Although the use of force procedure under Ohio Admin. Code §§5120-9-01 through 5120-9-03 is generally an employee-initiated procedure, and Ohio Admin. Code § 5120-9-31 sets forth the standard inmate-initiated grievance procedure, the use of force procedure may be inmate-initiated when no Use of Force Report has been made by a corrections official after an alleged physical altercation. As the record indicates, neither former Officer Moore nor Officer Whitlow filed a Use of Force Report after the assault and Wolff promptly reported the incident to an appropriate prison official, thereby instigating the commencement of the use of force internal investigation. Furthermore, there is evidence in the record that an inmate may be precluded from bringing a complaint under Ohio Admin. Code § 5120-9-31 once a use of force investigation has commenced under Ohio Admin. Code §§ 5120-9-01 through 5120-9-03. As a result, it seems that Wolff utilized the grievance procedure available to him.

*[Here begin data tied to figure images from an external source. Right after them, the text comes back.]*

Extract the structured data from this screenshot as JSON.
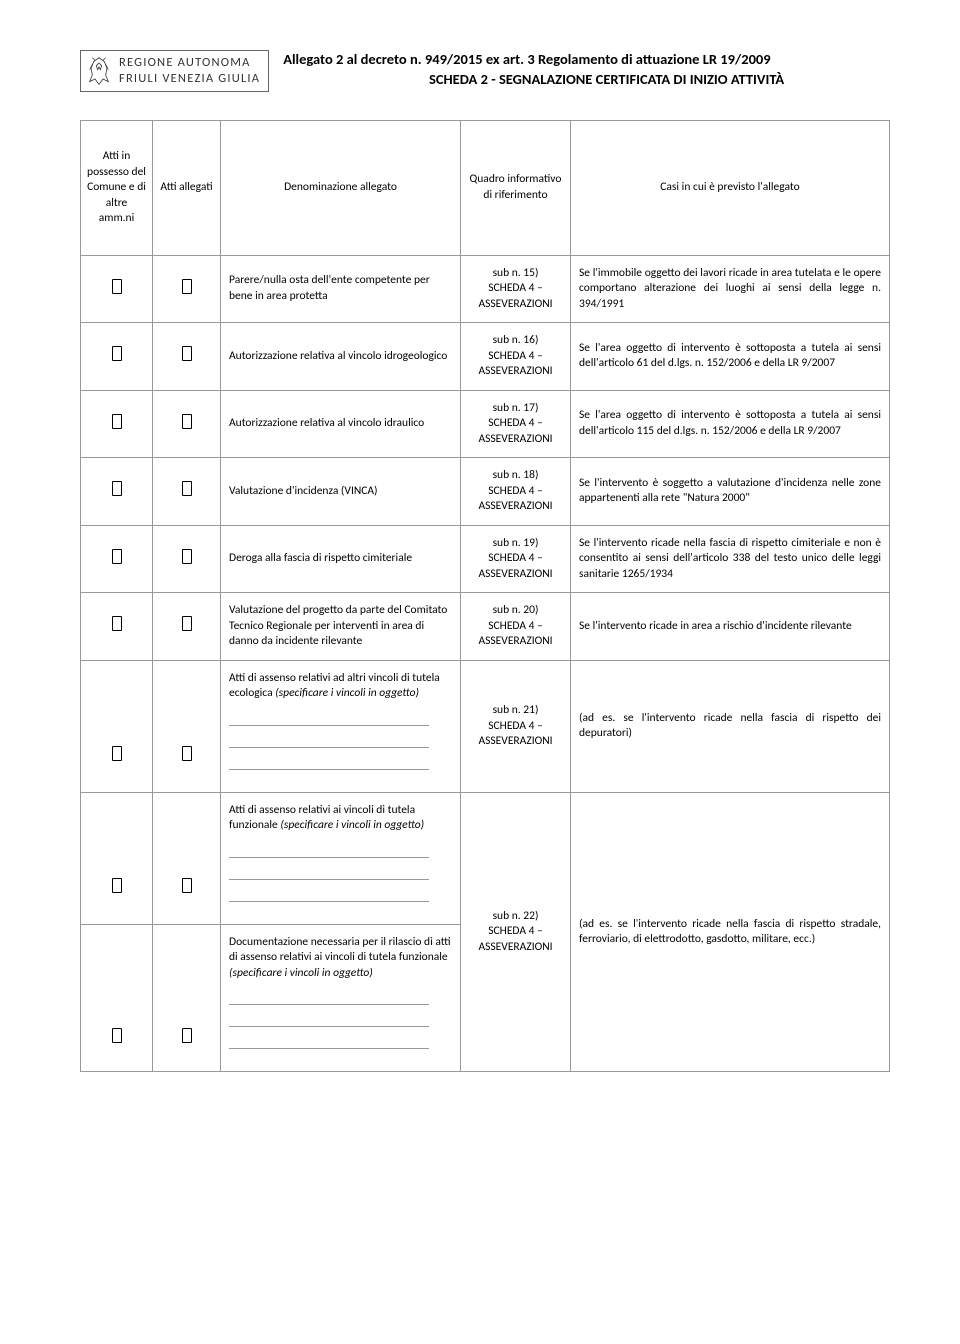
{
  "header": {
    "region_line1": "REGIONE AUTONOMA",
    "region_line2": "FRIULI VENEZIA GIULIA",
    "title1": "Allegato 2 al decreto n. 949/2015 ex art. 3 Regolamento di attuazione LR 19/2009",
    "title2": "SCHEDA  2   - SEGNALAZIONE  CERTIFICATA  DI INIZIO ATTIVITÀ"
  },
  "columns": {
    "c1": "Atti in possesso del Comune e di altre amm.ni",
    "c2": "Atti allegati",
    "c3": "Denominazione  allegato",
    "c4": "Quadro informativo di riferimento",
    "c5": "Casi in cui è previsto l'allegato"
  },
  "rows": [
    {
      "denom": "Parere/nulla osta dell'ente competente per bene in area protetta",
      "quadro": "sub n. 15)\nSCHEDA 4 –\nASSEVERAZIONI",
      "casi": "Se l'immobile oggetto dei lavori ricade in area tutelata e le opere comportano alterazione dei luoghi ai sensi della legge n. 394/1991"
    },
    {
      "denom": "Autorizzazione relativa al vincolo idrogeologico",
      "quadro": "sub n. 16)\nSCHEDA 4 –\nASSEVERAZIONI",
      "casi": "Se l'area oggetto di intervento è sottoposta a tutela ai sensi dell'articolo 61 del d.lgs. n. 152/2006 e della LR  9/2007"
    },
    {
      "denom": "Autorizzazione relativa al vincolo idraulico",
      "quadro": "sub n. 17)\nSCHEDA 4 –\nASSEVERAZIONI",
      "casi": "Se l'area oggetto di intervento è sottoposta a tutela ai sensi dell'articolo 115 del d.lgs. n. 152/2006 e della LR  9/2007"
    },
    {
      "denom": "Valutazione d'incidenza (VINCA)",
      "quadro": "sub n. 18)\nSCHEDA 4 –\nASSEVERAZIONI",
      "casi": "Se l'intervento è soggetto a valutazione d'incidenza nelle zone appartenenti alla rete \"Natura 2000\""
    },
    {
      "denom": "Deroga alla fascia di rispetto cimiteriale",
      "quadro": "sub n. 19)\nSCHEDA 4 –\nASSEVERAZIONI",
      "casi": "Se l'intervento ricade nella fascia di rispetto cimiteriale e non è consentito ai sensi dell'articolo 338 del testo unico delle leggi sanitarie 1265/1934"
    },
    {
      "denom": "Valutazione del progetto da parte del Comitato Tecnico Regionale per interventi in area di danno da incidente rilevante",
      "quadro": "sub n. 20)\nSCHEDA 4 –\nASSEVERAZIONI",
      "casi": "Se l'intervento ricade in area a rischio d'incidente rilevante"
    }
  ],
  "row7": {
    "denom_main": "Atti di assenso relativi ad altri vincoli di tutela ecologica ",
    "denom_italic": "(specificare i vincoli in oggetto)",
    "quadro": "sub n. 21)\nSCHEDA 4 –\nASSEVERAZIONI",
    "casi": "(ad es. se l'intervento ricade nella fascia di rispetto dei depuratori)"
  },
  "row8": {
    "denom_main": "Atti di assenso relativi ai vincoli di tutela   funzionale ",
    "denom_italic": "(specificare i vincoli in oggetto)"
  },
  "row9": {
    "denom_main": "Documentazione necessaria per il rilascio di atti di assenso relativi ai vincoli di tutela funzionale ",
    "denom_italic": "(specificare i vincoli in oggetto)"
  },
  "merged89": {
    "quadro": "sub n. 22)\nSCHEDA 4 –\nASSEVERAZIONI",
    "casi": "(ad es. se l'intervento ricade nella fascia di rispetto stradale, ferroviario, di elettrodotto, gasdotto, militare, ecc.)"
  }
}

Briefly, under Ohio Admin. Code § 5120-9-31, the formal inmate-initiated grievance procedure provides for notification in person or in writing of the appropriate prison official whose area of responsibility is related to the grievance. Ohio Admin. Code § 5120-9-31(F). If this does not provide satisfactory results, the grievance procedure provides for notification of the grievance to the institutional inspector, Ohio Admin. Code § 5120-9-31(F), an investigation by the institutional inspector, Ohio Admin. Code § 5120-9-31(H)(4), and an appeal to the chief inspector of the Ohio Department of Rehabilitation and Correction. Ohio Admin. Code § 5120-9-31(H)(8). See, also, Freeman, 196 F.3d at 645 n. 4, for a more detailed discussion of the grievance procedure under Ohio Admin. Code § 5120-9-31. The Ohio Attorney General's Office concedes that Wolff satisfied § 1997e(a) as to the claim against former Officer Moore (although the State does not represent former Officer Moore and only represents Officer Whitlow in this appeal).